Does that make sense?

It makes total sense to me.

A small number of people with faith foist it on others in a way that is essentially selfish. That is what unwanted prayer is doing. It is also a way of making themselves feel better whilst doing nothing of use.

It is not actually the prayers, it is how they do it and how they make you feel.

Many people could pray for me in a nice and non-patronising way.

Nnique · 05/04/2022 09:53

I’ve been on both sides of this coin, sort of, so from my perspective:

How you feel is how you feel, and you’re not unreasonable to feel that way. I

I also don’t think the person of faith would be unreasonable to pray for you or pray for themselves in relation to you, or to ask for help for you or for themselves. This is because I understand what prayer means to people of faith.
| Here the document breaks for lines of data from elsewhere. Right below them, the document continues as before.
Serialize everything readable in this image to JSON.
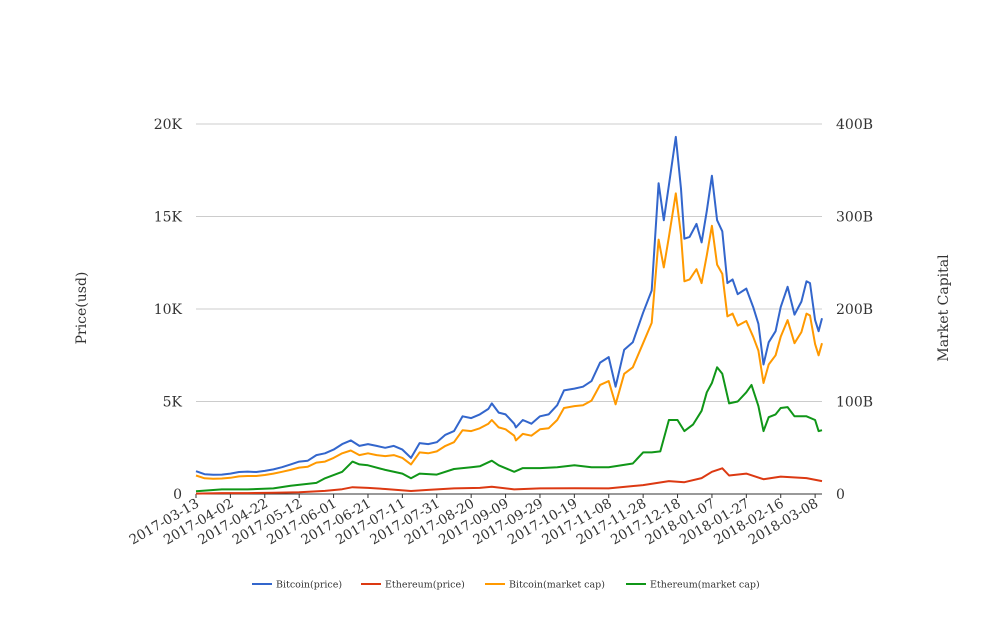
{
  "chart_data": {
    "type": "line",
    "title": "",
    "xlabel": "",
    "ylabel_left": "Price(usd)",
    "ylabel_right": "Market Capital",
    "x_tick_labels": [
      "2017-03-13",
      "2017-04-02",
      "2017-04-22",
      "2017-05-12",
      "2017-06-01",
      "2017-06-21",
      "2017-07-11",
      "2017-07-31",
      "2017-08-20",
      "2017-09-09",
      "2017-09-29",
      "2017-10-19",
      "2017-11-08",
      "2017-11-28",
      "2017-12-18",
      "2018-01-07",
      "2018-01-27",
      "2018-02-16",
      "2018-03-08"
    ],
    "y_left_ticks": [
      {
        "value": 0,
        "label": "0"
      },
      {
        "value": 5000,
        "label": "5K"
      },
      {
        "value": 10000,
        "label": "10K"
      },
      {
        "value": 15000,
        "label": "15K"
      },
      {
        "value": 20000,
        "label": "20K"
      }
    ],
    "y_right_ticks": [
      {
        "value": 0,
        "label": "0"
      },
      {
        "value": 100,
        "label": "100B"
      },
      {
        "value": 200,
        "label": "200B"
      },
      {
        "value": 300,
        "label": "300B"
      },
      {
        "value": 400,
        "label": "400B"
      }
    ],
    "ylim_left": [
      0,
      20000
    ],
    "ylim_right": [
      0,
      400
    ],
    "grid": true,
    "legend_position": "bottom",
    "series": [
      {
        "name": "Bitcoin(price)",
        "axis": "left",
        "color": "#3366cc",
        "points": [
          [
            "2017-03-13",
            1230
          ],
          [
            "2017-03-18",
            1070
          ],
          [
            "2017-03-23",
            1040
          ],
          [
            "2017-03-28",
            1050
          ],
          [
            "2017-04-02",
            1100
          ],
          [
            "2017-04-07",
            1190
          ],
          [
            "2017-04-12",
            1210
          ],
          [
            "2017-04-17",
            1190
          ],
          [
            "2017-04-22",
            1250
          ],
          [
            "2017-04-27",
            1330
          ],
          [
            "2017-05-02",
            1450
          ],
          [
            "2017-05-07",
            1600
          ],
          [
            "2017-05-12",
            1750
          ],
          [
            "2017-05-17",
            1800
          ],
          [
            "2017-05-22",
            2100
          ],
          [
            "2017-05-27",
            2200
          ],
          [
            "2017-06-01",
            2400
          ],
          [
            "2017-06-06",
            2700
          ],
          [
            "2017-06-11",
            2900
          ],
          [
            "2017-06-16",
            2600
          ],
          [
            "2017-06-21",
            2700
          ],
          [
            "2017-06-26",
            2600
          ],
          [
            "2017-07-01",
            2500
          ],
          [
            "2017-07-06",
            2600
          ],
          [
            "2017-07-11",
            2400
          ],
          [
            "2017-07-16",
            1950
          ],
          [
            "2017-07-21",
            2750
          ],
          [
            "2017-07-26",
            2700
          ],
          [
            "2017-07-31",
            2800
          ],
          [
            "2017-08-05",
            3200
          ],
          [
            "2017-08-10",
            3400
          ],
          [
            "2017-08-15",
            4200
          ],
          [
            "2017-08-20",
            4100
          ],
          [
            "2017-08-25",
            4300
          ],
          [
            "2017-08-30",
            4600
          ],
          [
            "2017-09-01",
            4900
          ],
          [
            "2017-09-05",
            4400
          ],
          [
            "2017-09-09",
            4300
          ],
          [
            "2017-09-14",
            3800
          ],
          [
            "2017-09-15",
            3600
          ],
          [
            "2017-09-19",
            4000
          ],
          [
            "2017-09-24",
            3800
          ],
          [
            "2017-09-29",
            4200
          ],
          [
            "2017-10-04",
            4300
          ],
          [
            "2017-10-09",
            4800
          ],
          [
            "2017-10-13",
            5600
          ],
          [
            "2017-10-19",
            5700
          ],
          [
            "2017-10-24",
            5800
          ],
          [
            "2017-10-29",
            6100
          ],
          [
            "2017-11-03",
            7100
          ],
          [
            "2017-11-08",
            7400
          ],
          [
            "2017-11-12",
            5800
          ],
          [
            "2017-11-17",
            7800
          ],
          [
            "2017-11-22",
            8200
          ],
          [
            "2017-11-28",
            9800
          ],
          [
            "2017-12-03",
            11000
          ],
          [
            "2017-12-07",
            16800
          ],
          [
            "2017-12-10",
            14800
          ],
          [
            "2017-12-13",
            16700
          ],
          [
            "2017-12-17",
            19300
          ],
          [
            "2017-12-20",
            16500
          ],
          [
            "2017-12-22",
            13800
          ],
          [
            "2017-12-25",
            13900
          ],
          [
            "2017-12-29",
            14600
          ],
          [
            "2018-01-01",
            13600
          ],
          [
            "2018-01-04",
            15300
          ],
          [
            "2018-01-07",
            17200
          ],
          [
            "2018-01-10",
            14800
          ],
          [
            "2018-01-13",
            14200
          ],
          [
            "2018-01-16",
            11400
          ],
          [
            "2018-01-19",
            11600
          ],
          [
            "2018-01-22",
            10800
          ],
          [
            "2018-01-27",
            11100
          ],
          [
            "2018-01-31",
            10100
          ],
          [
            "2018-02-03",
            9200
          ],
          [
            "2018-02-06",
            7000
          ],
          [
            "2018-02-09",
            8200
          ],
          [
            "2018-02-13",
            8800
          ],
          [
            "2018-02-16",
            10100
          ],
          [
            "2018-02-20",
            11200
          ],
          [
            "2018-02-24",
            9700
          ],
          [
            "2018-02-28",
            10400
          ],
          [
            "2018-03-03",
            11500
          ],
          [
            "2018-03-05",
            11400
          ],
          [
            "2018-03-08",
            9400
          ],
          [
            "2018-03-10",
            8800
          ],
          [
            "2018-03-12",
            9500
          ]
        ]
      },
      {
        "name": "Ethereum(price)",
        "axis": "left",
        "color": "#dc3912",
        "points": [
          [
            "2017-03-13",
            20
          ],
          [
            "2017-03-28",
            50
          ],
          [
            "2017-04-12",
            50
          ],
          [
            "2017-04-27",
            70
          ],
          [
            "2017-05-12",
            90
          ],
          [
            "2017-05-27",
            170
          ],
          [
            "2017-06-06",
            260
          ],
          [
            "2017-06-12",
            370
          ],
          [
            "2017-06-21",
            330
          ],
          [
            "2017-07-01",
            270
          ],
          [
            "2017-07-16",
            160
          ],
          [
            "2017-07-26",
            220
          ],
          [
            "2017-08-10",
            300
          ],
          [
            "2017-08-25",
            330
          ],
          [
            "2017-09-01",
            390
          ],
          [
            "2017-09-14",
            250
          ],
          [
            "2017-09-29",
            300
          ],
          [
            "2017-10-19",
            310
          ],
          [
            "2017-11-08",
            300
          ],
          [
            "2017-11-28",
            480
          ],
          [
            "2017-12-13",
            700
          ],
          [
            "2017-12-22",
            640
          ],
          [
            "2018-01-01",
            860
          ],
          [
            "2018-01-07",
            1200
          ],
          [
            "2018-01-13",
            1390
          ],
          [
            "2018-01-17",
            1000
          ],
          [
            "2018-01-27",
            1100
          ],
          [
            "2018-02-06",
            800
          ],
          [
            "2018-02-16",
            940
          ],
          [
            "2018-03-03",
            860
          ],
          [
            "2018-03-12",
            700
          ]
        ]
      },
      {
        "name": "Bitcoin(market cap)",
        "axis": "right",
        "color": "#ff9900",
        "points": [
          [
            "2017-03-13",
            20
          ],
          [
            "2017-03-18",
            17
          ],
          [
            "2017-03-23",
            16.5
          ],
          [
            "2017-03-28",
            16.8
          ],
          [
            "2017-04-02",
            17.5
          ],
          [
            "2017-04-07",
            19
          ],
          [
            "2017-04-12",
            19.5
          ],
          [
            "2017-04-17",
            19.5
          ],
          [
            "2017-04-22",
            20.5
          ],
          [
            "2017-04-27",
            22
          ],
          [
            "2017-05-02",
            24
          ],
          [
            "2017-05-07",
            26
          ],
          [
            "2017-05-12",
            28.5
          ],
          [
            "2017-05-17",
            29.5
          ],
          [
            "2017-05-22",
            34
          ],
          [
            "2017-05-27",
            35
          ],
          [
            "2017-06-01",
            39
          ],
          [
            "2017-06-06",
            44
          ],
          [
            "2017-06-11",
            47
          ],
          [
            "2017-06-16",
            42
          ],
          [
            "2017-06-21",
            44
          ],
          [
            "2017-06-26",
            42
          ],
          [
            "2017-07-01",
            41
          ],
          [
            "2017-07-06",
            42
          ],
          [
            "2017-07-11",
            39
          ],
          [
            "2017-07-16",
            32
          ],
          [
            "2017-07-21",
            45
          ],
          [
            "2017-07-26",
            44
          ],
          [
            "2017-07-31",
            46
          ],
          [
            "2017-08-05",
            52
          ],
          [
            "2017-08-10",
            56
          ],
          [
            "2017-08-15",
            69
          ],
          [
            "2017-08-20",
            68
          ],
          [
            "2017-08-25",
            71
          ],
          [
            "2017-08-30",
            76
          ],
          [
            "2017-09-01",
            80
          ],
          [
            "2017-09-05",
            72
          ],
          [
            "2017-09-09",
            70
          ],
          [
            "2017-09-14",
            63
          ],
          [
            "2017-09-15",
            58
          ],
          [
            "2017-09-19",
            65
          ],
          [
            "2017-09-24",
            63
          ],
          [
            "2017-09-29",
            70
          ],
          [
            "2017-10-04",
            71
          ],
          [
            "2017-10-09",
            80
          ],
          [
            "2017-10-13",
            93
          ],
          [
            "2017-10-19",
            95
          ],
          [
            "2017-10-24",
            96
          ],
          [
            "2017-10-29",
            101
          ],
          [
            "2017-11-03",
            118
          ],
          [
            "2017-11-08",
            122
          ],
          [
            "2017-11-12",
            97
          ],
          [
            "2017-11-17",
            130
          ],
          [
            "2017-11-22",
            137
          ],
          [
            "2017-11-28",
            163
          ],
          [
            "2017-12-03",
            185
          ],
          [
            "2017-12-07",
            275
          ],
          [
            "2017-12-10",
            245
          ],
          [
            "2017-12-13",
            278
          ],
          [
            "2017-12-17",
            325
          ],
          [
            "2017-12-20",
            280
          ],
          [
            "2017-12-22",
            230
          ],
          [
            "2017-12-25",
            232
          ],
          [
            "2017-12-29",
            243
          ],
          [
            "2018-01-01",
            228
          ],
          [
            "2018-01-04",
            258
          ],
          [
            "2018-01-07",
            290
          ],
          [
            "2018-01-10",
            248
          ],
          [
            "2018-01-13",
            238
          ],
          [
            "2018-01-16",
            192
          ],
          [
            "2018-01-19",
            195
          ],
          [
            "2018-01-22",
            182
          ],
          [
            "2018-01-27",
            187
          ],
          [
            "2018-01-31",
            170
          ],
          [
            "2018-02-03",
            155
          ],
          [
            "2018-02-06",
            120
          ],
          [
            "2018-02-09",
            140
          ],
          [
            "2018-02-13",
            150
          ],
          [
            "2018-02-16",
            170
          ],
          [
            "2018-02-20",
            188
          ],
          [
            "2018-02-24",
            163
          ],
          [
            "2018-02-28",
            175
          ],
          [
            "2018-03-03",
            195
          ],
          [
            "2018-03-05",
            193
          ],
          [
            "2018-03-08",
            162
          ],
          [
            "2018-03-10",
            150
          ],
          [
            "2018-03-12",
            163
          ]
        ]
      },
      {
        "name": "Ethereum(market cap)",
        "axis": "right",
        "color": "#109618",
        "points": [
          [
            "2017-03-13",
            3
          ],
          [
            "2017-03-28",
            5
          ],
          [
            "2017-04-12",
            5
          ],
          [
            "2017-04-27",
            6
          ],
          [
            "2017-05-07",
            9
          ],
          [
            "2017-05-22",
            12
          ],
          [
            "2017-05-27",
            17
          ],
          [
            "2017-06-06",
            24
          ],
          [
            "2017-06-12",
            35
          ],
          [
            "2017-06-16",
            32
          ],
          [
            "2017-06-21",
            31
          ],
          [
            "2017-07-01",
            26
          ],
          [
            "2017-07-11",
            22
          ],
          [
            "2017-07-16",
            17
          ],
          [
            "2017-07-21",
            22
          ],
          [
            "2017-07-31",
            21
          ],
          [
            "2017-08-10",
            27
          ],
          [
            "2017-08-20",
            29
          ],
          [
            "2017-08-25",
            30
          ],
          [
            "2017-09-01",
            36
          ],
          [
            "2017-09-05",
            31
          ],
          [
            "2017-09-14",
            24
          ],
          [
            "2017-09-19",
            28
          ],
          [
            "2017-09-29",
            28
          ],
          [
            "2017-10-09",
            29
          ],
          [
            "2017-10-19",
            31
          ],
          [
            "2017-10-29",
            29
          ],
          [
            "2017-11-08",
            29
          ],
          [
            "2017-11-22",
            33
          ],
          [
            "2017-11-28",
            45
          ],
          [
            "2017-12-03",
            45
          ],
          [
            "2017-12-08",
            46
          ],
          [
            "2017-12-13",
            80
          ],
          [
            "2017-12-18",
            80
          ],
          [
            "2017-12-22",
            68
          ],
          [
            "2017-12-27",
            75
          ],
          [
            "2018-01-01",
            90
          ],
          [
            "2018-01-04",
            110
          ],
          [
            "2018-01-07",
            120
          ],
          [
            "2018-01-10",
            137
          ],
          [
            "2018-01-13",
            130
          ],
          [
            "2018-01-17",
            98
          ],
          [
            "2018-01-22",
            100
          ],
          [
            "2018-01-27",
            110
          ],
          [
            "2018-01-30",
            118
          ],
          [
            "2018-02-03",
            95
          ],
          [
            "2018-02-06",
            68
          ],
          [
            "2018-02-09",
            83
          ],
          [
            "2018-02-13",
            86
          ],
          [
            "2018-02-16",
            93
          ],
          [
            "2018-02-20",
            94
          ],
          [
            "2018-02-24",
            84
          ],
          [
            "2018-03-03",
            84
          ],
          [
            "2018-03-08",
            80
          ],
          [
            "2018-03-10",
            68
          ],
          [
            "2018-03-12",
            69
          ]
        ]
      }
    ]
  }
}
It’s very hard to explain.

If they told you that they had done so then that would be very unreasonable though. Their prayer is between them and their God.

NoSquirrels · 05/04/2022 09:55

@AchillesPoirot

It’s not even about whether I think prayer is pointless or meaningless.

It’s about the fact that I have specifically asked someone not to do something and they have done it anyway.

Does that make sense?

How would you know, though?

If people are going against your wishes and praying for you, and telling you about it, that’s not kind, respectful or necessary. It could be damaging or controlling.

But if someone you know who is religious prays for you, and doesn’t mention it, you’re none the wiser.

isittheholidaysyet · 05/04/2022 09:55

If you asked me not to think about you and I did, would you have the same consent problem with that?

Because if you asked me not to think about you, I immediately would, and I would be worried about the situation. So I would think all the more.

Prayer is very similar.

AchillesPoirot · 05/04/2022 09:56

Prayer isn’t the same as thinking about someone though?

Prayer is talking to a god or gods. It’s external, not internal?